Yesterday I was invited to a pretty cool class about honey. It was hosted by the National Honey Board and put on by the lovely PR ladies of Ketchum. I’m not going to lie, I went into this tasting pretty blind, knowing practically nothing about honey. However, I came out more educated and longing to cook with honey. In fact, I was so excited about honey that I went straight home and made myself a Bee’s Knees cocktail (a simple concoction of gin, lemon juice, and honey). Here are some of the things that I learned about honey and more on how to cook with it.
• There are over 300 different types of honey in the US! Each honey has it’s own unique flavor and texture. The flavor is directly related to the type of plant the bees visit when searching for nectar.
• The most popular varietals of honey — clover and Tupelo — are generally milder in taste.
• Alfalfa, avocado, basswood, blueberry, buckwheat, cotton, cranberry, fireweed, goldenrod, macadamia, mesquite, orange blossom, palmetto, pumpkin, raspberry, sage, star thistle, sunflower, and wildflower are other varietals of honey.
• When cooking with honey, try to match it with ingredients that compliment the honey’s flavor.
• Since honey does have a delicate flavor, don’t use it in dishes where it will be overpowered and you won’t be able to taste it.
• Don’t be afraid of cooking with strongly flavored, dark honey. This type of honey makes an excellent pan sauce for pork when combined with coarse mustard. (The honey board had Southern chef David Guas create a bunch of delicious recipes.)

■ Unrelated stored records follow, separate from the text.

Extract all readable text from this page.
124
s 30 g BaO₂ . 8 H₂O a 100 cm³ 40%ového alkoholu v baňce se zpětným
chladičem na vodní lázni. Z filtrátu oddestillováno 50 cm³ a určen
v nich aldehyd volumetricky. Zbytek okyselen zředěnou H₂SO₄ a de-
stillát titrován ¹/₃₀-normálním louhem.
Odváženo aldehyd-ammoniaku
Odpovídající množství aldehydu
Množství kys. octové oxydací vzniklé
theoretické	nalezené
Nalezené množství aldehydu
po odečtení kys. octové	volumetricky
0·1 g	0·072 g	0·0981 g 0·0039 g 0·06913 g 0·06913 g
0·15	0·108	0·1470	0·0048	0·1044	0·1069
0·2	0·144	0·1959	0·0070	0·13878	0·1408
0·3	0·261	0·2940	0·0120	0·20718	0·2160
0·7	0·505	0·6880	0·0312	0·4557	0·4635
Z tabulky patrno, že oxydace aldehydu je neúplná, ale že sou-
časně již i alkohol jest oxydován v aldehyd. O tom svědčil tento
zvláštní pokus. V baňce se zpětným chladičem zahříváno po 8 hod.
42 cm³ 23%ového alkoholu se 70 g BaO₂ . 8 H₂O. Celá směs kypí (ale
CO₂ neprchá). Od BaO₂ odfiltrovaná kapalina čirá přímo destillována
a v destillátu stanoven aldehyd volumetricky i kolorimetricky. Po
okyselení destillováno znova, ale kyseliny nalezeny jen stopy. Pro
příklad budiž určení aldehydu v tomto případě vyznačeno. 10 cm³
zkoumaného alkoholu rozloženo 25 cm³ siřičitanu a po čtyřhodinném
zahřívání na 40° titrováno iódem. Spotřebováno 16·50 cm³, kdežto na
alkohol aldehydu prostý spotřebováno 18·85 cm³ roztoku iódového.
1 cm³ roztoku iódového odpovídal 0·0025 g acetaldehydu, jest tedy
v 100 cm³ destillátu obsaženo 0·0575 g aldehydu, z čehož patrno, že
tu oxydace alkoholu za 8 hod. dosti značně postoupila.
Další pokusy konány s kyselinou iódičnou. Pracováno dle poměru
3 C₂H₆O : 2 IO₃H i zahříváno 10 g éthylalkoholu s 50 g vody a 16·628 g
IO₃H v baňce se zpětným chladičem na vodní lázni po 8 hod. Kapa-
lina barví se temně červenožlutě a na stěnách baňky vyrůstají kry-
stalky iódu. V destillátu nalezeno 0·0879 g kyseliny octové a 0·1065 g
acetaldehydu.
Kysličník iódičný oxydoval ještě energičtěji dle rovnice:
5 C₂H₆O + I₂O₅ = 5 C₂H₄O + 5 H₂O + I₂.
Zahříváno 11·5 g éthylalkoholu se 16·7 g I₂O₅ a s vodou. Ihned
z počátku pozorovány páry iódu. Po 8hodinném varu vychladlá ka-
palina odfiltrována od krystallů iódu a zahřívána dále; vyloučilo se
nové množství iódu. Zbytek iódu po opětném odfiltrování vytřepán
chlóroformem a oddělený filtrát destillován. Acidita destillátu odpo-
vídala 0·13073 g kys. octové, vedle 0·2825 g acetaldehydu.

• Honey pairs great with nuts, cheese, and fruit. Mix it with salt and water for a superior brine for poultry and pork. You can also use honey to add sweetness to salad dressings and sauces.
• Baking with honey will preserve the shelf life of the baked good. It traps in moisture and provides an extended life (and deeper color) to cookies and cakes.
• Honey is a truly pure ingredient. There’s no additives or preservatives. The only thing in honey is honey!